Saturday, May 26, 2012

What's Poplin Seersucker?

The Poplin
Seersucker
 There's no doubt about it, summer is here. We have crested what is to be the final days of cool fronts & cool mornings for quite some time, that is however if you excuse the hail storm that came through last Monday!

Though the weather may be as it chooses, we are still called by either social obligation or painstaking desire to attend the same solemnities as they come about. And despite the heat people still think it a grand idea to get married in the beauty of the season's sun. So shall it be, some good people came up with a great solution to stay cool in the summer, and for the more formal occasions, still look great.

The Poplin Suit is nothing new to our culture. Poplin was first recorded in Avignon, France around the late 1400's. It derived its name from the word "papeline" given by the papal residence of Avignon itself. Poplin found its original use in men's daily garments, shorts and sports shirts mainly. But in the realm of fashionable innovation it was utilized later for more formal needs. If I am not mistaken, one of the original Poplin Suit manufacturer's in America was Brook's Brothers.

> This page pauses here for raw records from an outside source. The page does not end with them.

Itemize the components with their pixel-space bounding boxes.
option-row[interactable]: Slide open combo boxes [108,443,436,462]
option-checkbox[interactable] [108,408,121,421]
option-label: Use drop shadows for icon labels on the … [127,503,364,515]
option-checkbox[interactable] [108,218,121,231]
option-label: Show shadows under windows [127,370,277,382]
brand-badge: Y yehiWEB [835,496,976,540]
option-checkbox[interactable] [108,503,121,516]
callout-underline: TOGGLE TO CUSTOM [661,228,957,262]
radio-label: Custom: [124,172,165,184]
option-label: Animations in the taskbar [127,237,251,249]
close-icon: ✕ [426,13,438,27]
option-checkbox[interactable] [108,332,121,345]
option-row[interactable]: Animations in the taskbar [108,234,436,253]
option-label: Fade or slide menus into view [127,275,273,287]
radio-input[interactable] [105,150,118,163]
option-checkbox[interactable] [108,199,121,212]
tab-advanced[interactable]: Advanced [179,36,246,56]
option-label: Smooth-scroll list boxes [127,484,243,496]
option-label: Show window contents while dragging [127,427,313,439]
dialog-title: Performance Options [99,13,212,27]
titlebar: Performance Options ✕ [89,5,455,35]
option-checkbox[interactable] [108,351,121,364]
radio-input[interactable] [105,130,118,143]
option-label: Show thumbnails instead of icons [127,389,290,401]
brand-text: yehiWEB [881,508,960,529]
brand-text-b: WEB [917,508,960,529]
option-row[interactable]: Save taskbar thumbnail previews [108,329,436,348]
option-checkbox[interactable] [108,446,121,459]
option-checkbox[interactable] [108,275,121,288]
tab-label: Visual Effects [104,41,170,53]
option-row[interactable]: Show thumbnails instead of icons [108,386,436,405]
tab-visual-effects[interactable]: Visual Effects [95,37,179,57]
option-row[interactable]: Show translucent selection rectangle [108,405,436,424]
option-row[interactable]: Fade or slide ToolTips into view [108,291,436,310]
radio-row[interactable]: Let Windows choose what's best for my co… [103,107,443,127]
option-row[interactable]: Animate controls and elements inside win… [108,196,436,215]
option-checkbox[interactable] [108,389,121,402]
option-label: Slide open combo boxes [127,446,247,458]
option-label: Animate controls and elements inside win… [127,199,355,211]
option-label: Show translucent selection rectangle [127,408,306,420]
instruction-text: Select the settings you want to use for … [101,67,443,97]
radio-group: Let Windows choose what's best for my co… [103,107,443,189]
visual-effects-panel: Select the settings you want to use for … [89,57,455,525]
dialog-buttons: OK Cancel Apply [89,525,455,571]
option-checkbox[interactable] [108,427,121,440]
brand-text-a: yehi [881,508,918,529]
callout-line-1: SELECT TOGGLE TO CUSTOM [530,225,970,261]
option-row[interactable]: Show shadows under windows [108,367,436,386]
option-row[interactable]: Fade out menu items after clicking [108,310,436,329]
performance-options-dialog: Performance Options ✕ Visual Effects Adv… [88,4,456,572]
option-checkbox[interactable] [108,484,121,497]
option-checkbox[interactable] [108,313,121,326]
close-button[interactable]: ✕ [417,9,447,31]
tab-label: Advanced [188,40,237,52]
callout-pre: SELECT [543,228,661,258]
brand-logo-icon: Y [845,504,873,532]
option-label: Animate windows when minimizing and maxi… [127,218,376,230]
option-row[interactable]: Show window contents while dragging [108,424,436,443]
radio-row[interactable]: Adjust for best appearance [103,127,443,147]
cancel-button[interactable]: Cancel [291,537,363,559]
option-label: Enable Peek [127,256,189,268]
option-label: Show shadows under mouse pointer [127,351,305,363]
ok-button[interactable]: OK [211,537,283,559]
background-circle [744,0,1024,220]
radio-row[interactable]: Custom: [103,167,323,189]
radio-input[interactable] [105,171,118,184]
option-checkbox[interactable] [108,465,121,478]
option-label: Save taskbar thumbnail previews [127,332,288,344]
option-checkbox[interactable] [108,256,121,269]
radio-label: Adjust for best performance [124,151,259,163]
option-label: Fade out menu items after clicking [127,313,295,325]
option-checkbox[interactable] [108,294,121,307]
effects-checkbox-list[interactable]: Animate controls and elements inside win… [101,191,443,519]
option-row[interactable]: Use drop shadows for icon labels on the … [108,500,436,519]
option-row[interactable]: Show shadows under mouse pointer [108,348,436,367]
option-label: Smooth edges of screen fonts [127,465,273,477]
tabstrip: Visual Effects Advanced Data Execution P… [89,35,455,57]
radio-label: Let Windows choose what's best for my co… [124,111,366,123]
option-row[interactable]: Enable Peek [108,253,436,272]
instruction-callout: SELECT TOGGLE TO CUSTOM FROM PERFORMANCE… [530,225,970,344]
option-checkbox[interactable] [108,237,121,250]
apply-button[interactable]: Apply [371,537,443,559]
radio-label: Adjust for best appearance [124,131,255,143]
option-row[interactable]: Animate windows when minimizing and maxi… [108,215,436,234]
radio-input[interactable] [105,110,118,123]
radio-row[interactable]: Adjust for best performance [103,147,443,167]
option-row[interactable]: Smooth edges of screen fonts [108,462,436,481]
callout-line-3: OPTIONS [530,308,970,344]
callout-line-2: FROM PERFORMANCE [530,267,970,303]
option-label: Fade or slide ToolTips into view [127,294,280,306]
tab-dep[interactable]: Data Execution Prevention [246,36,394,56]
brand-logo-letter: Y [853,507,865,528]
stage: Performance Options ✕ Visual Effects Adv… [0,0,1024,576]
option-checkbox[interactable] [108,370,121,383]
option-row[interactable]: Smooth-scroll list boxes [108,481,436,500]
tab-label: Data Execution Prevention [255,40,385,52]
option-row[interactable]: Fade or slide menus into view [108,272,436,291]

An interesting history forgoes the existence of Seersucker in the mainstay of the traditional gentlemen's summer wardrobe! Until the 1920's Seersucker was worn by poor southerners to beat the heat. In an attempt at reverse snobbery, a group of college graduates wore it to a graduation. Now it is the staple to a true summer wardrobe. The weave of the suit is what makes it seersucker, there is some speculation to the name, that it derives from a Hindi & Urdu translation of a Persian word meaning "milk and sugar". It goes on to discuss the relationship between smoothness and textured feel much like that of milk and sugar. Be that as it may, if a wedding calls, or any other carousal beckons in the heat of the southern Spring & Summer, go light but stay classy.